L'objectif affiché du CEPN est de " promouvoir
la protection des travailleurs et du public contre les effets
pathologiques des rayonnements ionisants ".
Que l'on ne s'y méprenne pas : il ne s'agit pas de philanthropie.
L'intérêt des industriels est évidemment
d'occuper le terrain : mieux vaut produire des études
minorant les risques plutôt que laisser le champ libre à
des chercheurs qui auraient moins à cur le développement
du nucléaire. Cette stratégie n'est d'ailleurs pas
spécifique à ce secteur d'activité : tous
les pollueurs font la même chose. Combien d'études
financées par l'industrie du tabac ou par les firmes type
Monsanto ? Contrôler la recherche est l'élément
clé pour assurer le développement d'un produit ou
d'une industrie à risque.
L'intrusion des exploitants dans le champ de la radioprotection
est par conséquent logique. Là où la situation
devient choquante, c'est lorsque cette stratégie bénéficie
de financements publics !
- Main basse sur l'argent et la légitimité
En effet, lorsqu'on examine le financement du CEPN, on constate
que 30 % seulement des fonds proviennent des cotisations des membres
(EDF, CEA, Cogéma et IRSN), le reste provenant de contrats
passés avec l'industrie nucléaire mais aussi (ce
qui pose problème) avec les organismes de contrôle
français *, la Commission européenne ou l'ONU !
C'est exactement comme si on confiait à des structures
mises en place par les industriels de l'amiante, la responsabilité
d'étudier les conditions d'exposition et l'état
de santé des personnes qui ont été victimes
de ce produit !
Au lieu d'être affecté à des équipes
de scientifiques indépendants, l'argent public est ainsi
canalisé, une fois encore, vers le lobby nucléaire.

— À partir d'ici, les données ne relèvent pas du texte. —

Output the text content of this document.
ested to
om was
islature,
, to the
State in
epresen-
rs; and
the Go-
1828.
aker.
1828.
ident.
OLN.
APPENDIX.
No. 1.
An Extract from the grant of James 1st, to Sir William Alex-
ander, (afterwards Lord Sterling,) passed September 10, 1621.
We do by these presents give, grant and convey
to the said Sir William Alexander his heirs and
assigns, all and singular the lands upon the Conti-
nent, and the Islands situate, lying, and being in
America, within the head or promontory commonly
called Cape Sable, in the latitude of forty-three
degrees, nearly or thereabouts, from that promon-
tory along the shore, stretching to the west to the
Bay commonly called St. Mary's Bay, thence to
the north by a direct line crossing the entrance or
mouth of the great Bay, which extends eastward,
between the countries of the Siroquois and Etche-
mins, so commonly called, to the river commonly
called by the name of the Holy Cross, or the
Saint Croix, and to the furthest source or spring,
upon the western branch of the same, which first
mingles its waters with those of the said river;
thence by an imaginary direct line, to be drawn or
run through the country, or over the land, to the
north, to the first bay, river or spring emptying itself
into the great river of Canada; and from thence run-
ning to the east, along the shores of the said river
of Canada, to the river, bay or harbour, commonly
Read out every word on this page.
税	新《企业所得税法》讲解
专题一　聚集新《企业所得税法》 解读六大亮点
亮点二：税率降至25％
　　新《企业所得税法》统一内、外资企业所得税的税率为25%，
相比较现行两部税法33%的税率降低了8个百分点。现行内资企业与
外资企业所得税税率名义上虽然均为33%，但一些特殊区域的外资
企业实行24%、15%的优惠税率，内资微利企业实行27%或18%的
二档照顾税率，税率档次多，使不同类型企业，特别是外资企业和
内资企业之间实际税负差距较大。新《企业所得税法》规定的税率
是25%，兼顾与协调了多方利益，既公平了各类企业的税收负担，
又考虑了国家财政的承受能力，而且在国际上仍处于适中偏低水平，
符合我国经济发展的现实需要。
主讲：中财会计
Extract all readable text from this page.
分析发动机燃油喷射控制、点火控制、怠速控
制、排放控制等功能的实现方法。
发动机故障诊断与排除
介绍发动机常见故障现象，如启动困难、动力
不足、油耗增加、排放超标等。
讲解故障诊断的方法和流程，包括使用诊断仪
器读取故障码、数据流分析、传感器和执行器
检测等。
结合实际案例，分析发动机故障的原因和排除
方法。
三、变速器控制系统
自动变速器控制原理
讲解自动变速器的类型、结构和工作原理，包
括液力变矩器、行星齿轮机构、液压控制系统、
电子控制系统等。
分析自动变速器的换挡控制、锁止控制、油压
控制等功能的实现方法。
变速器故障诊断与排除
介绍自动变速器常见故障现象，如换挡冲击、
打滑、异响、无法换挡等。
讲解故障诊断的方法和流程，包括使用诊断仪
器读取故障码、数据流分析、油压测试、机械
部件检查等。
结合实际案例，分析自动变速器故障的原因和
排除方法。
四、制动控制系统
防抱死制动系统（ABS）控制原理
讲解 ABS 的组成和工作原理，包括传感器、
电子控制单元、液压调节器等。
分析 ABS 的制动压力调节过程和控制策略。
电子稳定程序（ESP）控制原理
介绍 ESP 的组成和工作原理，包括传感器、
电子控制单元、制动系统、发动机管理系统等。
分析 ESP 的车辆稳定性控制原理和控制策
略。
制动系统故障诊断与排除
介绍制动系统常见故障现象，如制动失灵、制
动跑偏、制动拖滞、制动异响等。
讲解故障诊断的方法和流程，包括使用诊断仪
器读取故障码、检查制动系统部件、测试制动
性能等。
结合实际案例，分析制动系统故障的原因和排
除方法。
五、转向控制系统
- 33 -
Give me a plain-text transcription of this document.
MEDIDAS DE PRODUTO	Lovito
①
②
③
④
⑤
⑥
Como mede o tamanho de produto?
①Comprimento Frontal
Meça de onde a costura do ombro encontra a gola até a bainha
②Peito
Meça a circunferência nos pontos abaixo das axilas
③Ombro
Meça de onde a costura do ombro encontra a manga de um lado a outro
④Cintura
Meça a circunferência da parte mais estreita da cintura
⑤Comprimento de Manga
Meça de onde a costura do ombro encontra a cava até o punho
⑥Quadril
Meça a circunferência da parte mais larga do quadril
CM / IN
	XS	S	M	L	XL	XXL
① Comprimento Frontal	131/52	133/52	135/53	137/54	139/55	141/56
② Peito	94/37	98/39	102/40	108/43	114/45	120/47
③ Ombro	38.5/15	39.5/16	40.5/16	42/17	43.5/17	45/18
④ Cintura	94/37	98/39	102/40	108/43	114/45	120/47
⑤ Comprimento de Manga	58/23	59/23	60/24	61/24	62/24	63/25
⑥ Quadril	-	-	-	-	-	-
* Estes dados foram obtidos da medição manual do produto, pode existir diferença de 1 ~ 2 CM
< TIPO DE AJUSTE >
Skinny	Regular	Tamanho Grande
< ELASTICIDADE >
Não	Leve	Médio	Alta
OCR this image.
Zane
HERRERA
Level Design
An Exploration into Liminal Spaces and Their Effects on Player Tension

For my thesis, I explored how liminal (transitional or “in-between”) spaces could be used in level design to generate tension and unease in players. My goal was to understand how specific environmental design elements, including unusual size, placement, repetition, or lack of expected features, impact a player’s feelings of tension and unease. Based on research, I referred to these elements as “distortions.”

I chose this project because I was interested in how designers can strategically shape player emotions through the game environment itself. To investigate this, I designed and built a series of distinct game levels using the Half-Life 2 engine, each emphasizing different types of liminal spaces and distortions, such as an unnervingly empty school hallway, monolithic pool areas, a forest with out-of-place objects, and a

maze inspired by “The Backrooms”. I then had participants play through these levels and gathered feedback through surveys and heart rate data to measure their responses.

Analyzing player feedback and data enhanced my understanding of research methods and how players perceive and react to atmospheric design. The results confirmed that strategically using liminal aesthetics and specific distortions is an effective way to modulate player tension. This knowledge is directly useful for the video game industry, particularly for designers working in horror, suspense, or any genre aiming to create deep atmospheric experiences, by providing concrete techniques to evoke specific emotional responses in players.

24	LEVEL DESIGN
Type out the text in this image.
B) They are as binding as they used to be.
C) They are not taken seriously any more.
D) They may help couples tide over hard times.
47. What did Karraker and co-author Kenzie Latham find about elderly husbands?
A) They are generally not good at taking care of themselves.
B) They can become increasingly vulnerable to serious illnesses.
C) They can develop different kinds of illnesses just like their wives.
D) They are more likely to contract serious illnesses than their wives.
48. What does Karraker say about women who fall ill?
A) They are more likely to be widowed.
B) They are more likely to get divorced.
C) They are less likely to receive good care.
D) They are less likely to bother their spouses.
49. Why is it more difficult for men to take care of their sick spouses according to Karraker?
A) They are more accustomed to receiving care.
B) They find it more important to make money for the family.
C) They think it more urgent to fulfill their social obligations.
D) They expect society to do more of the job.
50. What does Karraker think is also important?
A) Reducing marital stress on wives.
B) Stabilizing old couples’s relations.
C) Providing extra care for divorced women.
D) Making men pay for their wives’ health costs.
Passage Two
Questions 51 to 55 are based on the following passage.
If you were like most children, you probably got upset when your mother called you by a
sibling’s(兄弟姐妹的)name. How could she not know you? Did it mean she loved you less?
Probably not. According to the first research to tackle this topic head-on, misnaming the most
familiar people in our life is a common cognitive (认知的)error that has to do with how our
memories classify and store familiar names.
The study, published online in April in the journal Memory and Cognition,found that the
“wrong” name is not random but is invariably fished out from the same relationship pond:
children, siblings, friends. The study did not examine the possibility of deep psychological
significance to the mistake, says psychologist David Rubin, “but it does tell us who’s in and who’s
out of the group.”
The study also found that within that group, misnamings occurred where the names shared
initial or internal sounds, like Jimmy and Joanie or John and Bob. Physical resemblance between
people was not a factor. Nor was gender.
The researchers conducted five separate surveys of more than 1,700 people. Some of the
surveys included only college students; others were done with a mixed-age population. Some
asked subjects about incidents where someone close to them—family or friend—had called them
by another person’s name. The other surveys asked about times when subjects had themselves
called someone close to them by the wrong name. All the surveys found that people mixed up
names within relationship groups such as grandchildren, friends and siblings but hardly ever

En finançant des projets portés
par le CEPN, la commission européenne n'apporte pas seulement
de l'argent au lobby nucléaire français, elle lui
apporte aussi une légitimité :
elle considère qu'il est normal de charger EDF, la Cogéma
ou le CEA d'étudier la situation des victimes de Tchernobyl,
d'évaluer les risques qu'elles encourent et les dispositifs
de radioprotection qu'elles nécessitent.
Le conflit d'intérêt est pourtant évident.
Les résultats seront nécessairement altérés
au bénéfice des industriels et au détriment
de la protection des populations. Les auteurs de ces études
ne mettront pas en avant les éléments susceptibles
d'entraver le développement de l'industrie qui les fait
vivre.
Alors que ces organismes luttent pied à pied, au niveau
international, pour que les nouvelles normes de radioprotection
soient le moins contraignantes pour leur industrie qui croira
qu'ils vont piloter, au Bélarus, des recherches susceptibles
d'annihiler tous leurs efforts ? Il est évident que ces
études finiront par prouver que l'on peut vivre, et même
bien vivre, avec la contamination. Elles ont déjà
fait adopter, pour les zones contaminées, la notion ambiguë
de "développement économique durable".
Les promoteurs du nucléaire sont cependant prudents et se soucient de donner des gages de leur sincérité : pas question de se discréditer en criant haut et fort que la radioactivité est inoffensive. Il faut savoir perdre quelques pions pour gagner la partie : avant d'apporter, à terme, " la preuve " que les villageois peuvent s'accommoder de la pollution, les recherches initiées par le CEPN doivent d'abord démontrer son attachement à la protection sanitaire des personnes.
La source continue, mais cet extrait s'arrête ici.